Peer-to-Peer
Peer-to-peer coordination is a decentralised approach in which each node communicates directly with its peers, without a central coordinator or external messaging infrastructure. The model suits small to medium deployments where operational simplicity matters more than absolute throughput.
In Stalwart, peer-to-peer coordination uses Eclipse Zenoh, a protocol for data distribution in distributed and edge computing environments. Zenoh combines publish/subscribe messaging with distributed key-value storage, providing low-latency communication between nodes in real time.
When Stalwart is configured to run in peer-to-peer mode, each instance discovers and connects to other nodes in the cluster automatically.

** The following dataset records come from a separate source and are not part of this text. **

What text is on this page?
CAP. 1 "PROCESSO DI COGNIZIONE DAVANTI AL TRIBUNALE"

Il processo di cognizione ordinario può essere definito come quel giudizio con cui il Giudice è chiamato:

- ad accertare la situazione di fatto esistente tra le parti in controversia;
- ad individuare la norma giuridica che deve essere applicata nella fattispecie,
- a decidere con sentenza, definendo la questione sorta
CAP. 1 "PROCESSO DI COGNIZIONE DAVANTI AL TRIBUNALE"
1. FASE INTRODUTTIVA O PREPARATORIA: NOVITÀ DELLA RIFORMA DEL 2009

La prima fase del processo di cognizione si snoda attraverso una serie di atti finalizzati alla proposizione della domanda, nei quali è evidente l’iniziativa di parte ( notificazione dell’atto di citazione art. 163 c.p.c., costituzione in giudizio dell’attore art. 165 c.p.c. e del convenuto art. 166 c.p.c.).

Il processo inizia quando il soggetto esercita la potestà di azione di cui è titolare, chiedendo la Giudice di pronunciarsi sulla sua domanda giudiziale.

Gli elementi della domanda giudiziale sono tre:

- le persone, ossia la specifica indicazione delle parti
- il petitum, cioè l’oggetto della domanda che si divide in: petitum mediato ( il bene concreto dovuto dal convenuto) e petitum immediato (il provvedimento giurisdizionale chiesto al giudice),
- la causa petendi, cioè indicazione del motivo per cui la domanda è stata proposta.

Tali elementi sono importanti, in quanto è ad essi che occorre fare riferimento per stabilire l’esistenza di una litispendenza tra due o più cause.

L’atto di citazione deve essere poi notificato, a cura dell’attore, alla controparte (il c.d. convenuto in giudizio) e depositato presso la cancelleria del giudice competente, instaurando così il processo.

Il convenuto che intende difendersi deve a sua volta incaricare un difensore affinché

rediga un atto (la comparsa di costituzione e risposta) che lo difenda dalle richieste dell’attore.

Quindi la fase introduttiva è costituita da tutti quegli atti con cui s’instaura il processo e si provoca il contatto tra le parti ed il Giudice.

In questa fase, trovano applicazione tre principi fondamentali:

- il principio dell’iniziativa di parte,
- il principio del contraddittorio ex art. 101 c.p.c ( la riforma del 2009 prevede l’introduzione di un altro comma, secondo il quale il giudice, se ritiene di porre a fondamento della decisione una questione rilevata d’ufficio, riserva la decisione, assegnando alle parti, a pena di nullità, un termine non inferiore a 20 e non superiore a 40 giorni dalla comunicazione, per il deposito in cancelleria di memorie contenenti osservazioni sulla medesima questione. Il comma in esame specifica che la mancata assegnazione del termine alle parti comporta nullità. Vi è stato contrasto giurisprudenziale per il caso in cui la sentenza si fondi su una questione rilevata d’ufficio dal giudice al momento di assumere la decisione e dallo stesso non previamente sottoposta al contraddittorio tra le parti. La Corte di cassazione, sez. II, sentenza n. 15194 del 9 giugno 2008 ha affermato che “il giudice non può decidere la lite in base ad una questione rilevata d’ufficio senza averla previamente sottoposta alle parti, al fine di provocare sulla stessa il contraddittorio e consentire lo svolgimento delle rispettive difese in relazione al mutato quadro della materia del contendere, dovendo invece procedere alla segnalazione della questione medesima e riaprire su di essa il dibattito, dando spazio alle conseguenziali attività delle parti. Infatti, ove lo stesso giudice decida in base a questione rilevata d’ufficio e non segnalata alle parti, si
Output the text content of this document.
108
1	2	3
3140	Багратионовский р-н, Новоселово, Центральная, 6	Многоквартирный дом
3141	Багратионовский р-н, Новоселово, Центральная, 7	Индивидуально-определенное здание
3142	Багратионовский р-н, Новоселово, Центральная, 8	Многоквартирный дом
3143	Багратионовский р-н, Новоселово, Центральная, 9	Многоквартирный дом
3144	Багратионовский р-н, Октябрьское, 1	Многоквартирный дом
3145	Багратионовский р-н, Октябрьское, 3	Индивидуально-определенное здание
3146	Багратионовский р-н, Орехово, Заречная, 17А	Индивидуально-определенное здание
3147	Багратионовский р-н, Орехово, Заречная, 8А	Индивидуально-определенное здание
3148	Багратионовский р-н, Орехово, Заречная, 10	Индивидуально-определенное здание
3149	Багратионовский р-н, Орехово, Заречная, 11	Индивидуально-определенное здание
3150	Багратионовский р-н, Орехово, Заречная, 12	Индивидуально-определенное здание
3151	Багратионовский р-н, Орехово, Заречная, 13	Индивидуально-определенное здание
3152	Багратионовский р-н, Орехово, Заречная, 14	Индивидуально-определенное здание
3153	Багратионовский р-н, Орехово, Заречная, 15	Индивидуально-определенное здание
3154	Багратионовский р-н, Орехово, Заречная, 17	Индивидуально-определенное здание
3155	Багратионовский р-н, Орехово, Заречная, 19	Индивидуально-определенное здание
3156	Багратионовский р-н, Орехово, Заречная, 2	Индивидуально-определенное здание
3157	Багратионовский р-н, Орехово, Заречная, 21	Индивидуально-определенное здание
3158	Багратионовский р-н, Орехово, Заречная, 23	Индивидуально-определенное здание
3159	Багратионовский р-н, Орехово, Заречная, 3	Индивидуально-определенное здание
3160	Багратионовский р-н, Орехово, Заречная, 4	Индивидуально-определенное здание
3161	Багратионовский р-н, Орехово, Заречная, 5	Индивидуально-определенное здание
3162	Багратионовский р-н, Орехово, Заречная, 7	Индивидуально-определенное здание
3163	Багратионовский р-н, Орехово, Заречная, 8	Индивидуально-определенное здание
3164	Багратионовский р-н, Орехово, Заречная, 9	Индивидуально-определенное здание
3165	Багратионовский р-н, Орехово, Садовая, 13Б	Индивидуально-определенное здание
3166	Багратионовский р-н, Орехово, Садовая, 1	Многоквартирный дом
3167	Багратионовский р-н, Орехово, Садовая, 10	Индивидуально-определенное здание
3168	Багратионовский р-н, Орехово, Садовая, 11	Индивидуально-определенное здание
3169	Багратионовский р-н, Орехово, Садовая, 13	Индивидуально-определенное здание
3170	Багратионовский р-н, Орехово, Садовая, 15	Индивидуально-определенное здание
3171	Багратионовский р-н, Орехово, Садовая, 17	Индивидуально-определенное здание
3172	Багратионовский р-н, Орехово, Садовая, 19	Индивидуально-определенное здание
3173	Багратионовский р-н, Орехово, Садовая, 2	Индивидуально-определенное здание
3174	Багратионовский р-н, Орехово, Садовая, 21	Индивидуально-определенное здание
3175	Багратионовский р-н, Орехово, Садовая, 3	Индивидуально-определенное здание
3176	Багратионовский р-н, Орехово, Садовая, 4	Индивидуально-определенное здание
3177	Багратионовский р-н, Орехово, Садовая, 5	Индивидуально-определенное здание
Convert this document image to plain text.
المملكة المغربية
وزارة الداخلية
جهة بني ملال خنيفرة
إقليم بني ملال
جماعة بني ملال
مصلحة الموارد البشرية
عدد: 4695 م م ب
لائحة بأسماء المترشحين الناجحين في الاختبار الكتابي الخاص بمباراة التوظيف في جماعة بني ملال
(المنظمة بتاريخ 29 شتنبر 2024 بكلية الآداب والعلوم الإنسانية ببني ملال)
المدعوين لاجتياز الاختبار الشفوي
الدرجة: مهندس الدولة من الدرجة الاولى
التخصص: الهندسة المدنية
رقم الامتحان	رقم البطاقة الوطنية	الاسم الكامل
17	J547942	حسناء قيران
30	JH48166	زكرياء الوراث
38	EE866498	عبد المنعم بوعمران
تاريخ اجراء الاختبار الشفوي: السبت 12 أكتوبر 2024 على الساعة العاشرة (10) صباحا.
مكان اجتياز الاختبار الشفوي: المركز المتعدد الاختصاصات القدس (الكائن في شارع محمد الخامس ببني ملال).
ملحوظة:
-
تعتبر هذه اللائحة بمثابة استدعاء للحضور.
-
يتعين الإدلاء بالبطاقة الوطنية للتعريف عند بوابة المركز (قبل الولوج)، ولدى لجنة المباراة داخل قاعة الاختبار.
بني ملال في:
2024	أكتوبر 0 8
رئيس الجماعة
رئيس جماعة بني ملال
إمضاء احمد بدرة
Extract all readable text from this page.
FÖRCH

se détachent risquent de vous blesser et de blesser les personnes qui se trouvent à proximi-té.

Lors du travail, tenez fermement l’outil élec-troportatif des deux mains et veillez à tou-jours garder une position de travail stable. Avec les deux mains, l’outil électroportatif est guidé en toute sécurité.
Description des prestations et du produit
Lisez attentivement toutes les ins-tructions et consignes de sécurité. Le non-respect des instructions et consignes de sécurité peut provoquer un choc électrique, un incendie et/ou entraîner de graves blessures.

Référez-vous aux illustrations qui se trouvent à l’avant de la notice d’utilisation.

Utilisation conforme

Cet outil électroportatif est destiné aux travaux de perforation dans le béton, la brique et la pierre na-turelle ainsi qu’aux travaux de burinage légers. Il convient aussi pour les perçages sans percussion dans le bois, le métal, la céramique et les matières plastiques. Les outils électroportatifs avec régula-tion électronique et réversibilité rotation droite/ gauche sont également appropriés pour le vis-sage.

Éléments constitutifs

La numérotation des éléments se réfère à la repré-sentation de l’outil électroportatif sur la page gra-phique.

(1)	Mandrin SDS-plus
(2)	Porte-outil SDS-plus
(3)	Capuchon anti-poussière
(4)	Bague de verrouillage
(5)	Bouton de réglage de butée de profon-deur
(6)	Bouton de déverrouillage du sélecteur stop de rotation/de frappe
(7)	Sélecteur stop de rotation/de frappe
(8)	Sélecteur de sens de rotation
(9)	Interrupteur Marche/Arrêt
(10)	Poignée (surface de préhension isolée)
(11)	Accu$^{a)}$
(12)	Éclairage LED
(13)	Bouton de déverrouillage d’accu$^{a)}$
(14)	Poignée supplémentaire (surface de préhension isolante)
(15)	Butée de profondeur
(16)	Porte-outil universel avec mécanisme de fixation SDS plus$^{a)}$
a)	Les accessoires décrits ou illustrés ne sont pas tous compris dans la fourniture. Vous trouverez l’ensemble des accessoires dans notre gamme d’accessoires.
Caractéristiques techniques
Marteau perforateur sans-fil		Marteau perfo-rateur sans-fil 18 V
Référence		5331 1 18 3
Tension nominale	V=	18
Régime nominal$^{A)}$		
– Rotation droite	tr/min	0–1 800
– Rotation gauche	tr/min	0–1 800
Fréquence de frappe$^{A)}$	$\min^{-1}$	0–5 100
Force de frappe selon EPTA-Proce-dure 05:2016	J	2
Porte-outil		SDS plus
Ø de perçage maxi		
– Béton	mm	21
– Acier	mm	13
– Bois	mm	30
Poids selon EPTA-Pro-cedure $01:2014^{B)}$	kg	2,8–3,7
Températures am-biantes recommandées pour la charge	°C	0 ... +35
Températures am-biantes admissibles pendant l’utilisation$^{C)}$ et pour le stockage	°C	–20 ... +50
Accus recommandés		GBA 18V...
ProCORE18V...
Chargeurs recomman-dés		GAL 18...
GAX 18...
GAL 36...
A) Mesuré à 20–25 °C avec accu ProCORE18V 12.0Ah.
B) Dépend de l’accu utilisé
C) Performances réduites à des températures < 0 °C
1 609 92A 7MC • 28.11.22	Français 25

Connected nodes exchange internal events and state changes such as mailbox updates, push notifications, and operational signals (blocked IP addresses, TLS certificate renewals, and the like). Because there is no intermediary, messages are delivered with low overhead.
Zenoh is designed to handle dynamic network conditions, including node failures and network partitions, which suits high-availability environments. It supports automatic reconnection, efficient routing, and scalable data dissemination, so Stalwart nodes stay synchronised under adverse conditions.
Peer-to-peer coordination removes the need for Kafka or NATS at the cost of a modest amount of CPU on each node, since coordination runs inside the mail server process. Deployments with high throughput requirements or very large clusters may prefer to offload coordination to a dedicated backend.
For many environments, especially ones that value deployment simplicity, self-discovery, and low-latency messaging, Stalwart's peer-to-peer coordination over Eclipse Zenoh is a good fit.
Peer-to-peer coordination is not included in the default Stalwart binary. To enable it, build Stalwart with the zenoh feature flag.
Configuration
Peer-to-peer coordination is configured by selecting the Zenoh variant on the Coordinator singleton (found in the WebUI under Settings › Cluster › Coordinator). The variant carries a single field, config, which holds the Zenoh configuration as a JSON5 string.
For example:
{
"@type": "Zenoh",
"config": "{\n mode: peer,\n scouting: {\n multicast: {\n enabled: true,\n address: \"224.0.0.224:7446\",\n interface: \"auto\",\n autoconnect: { router: [], peer: [\"router\", \"peer\"] },\n listen: true,\n },\n },\n}"
}
The embedded string is evaluated as a Zenoh JSON5 document; refer to the Zenoh documentation for the full set of scouting, multicast, and connection options.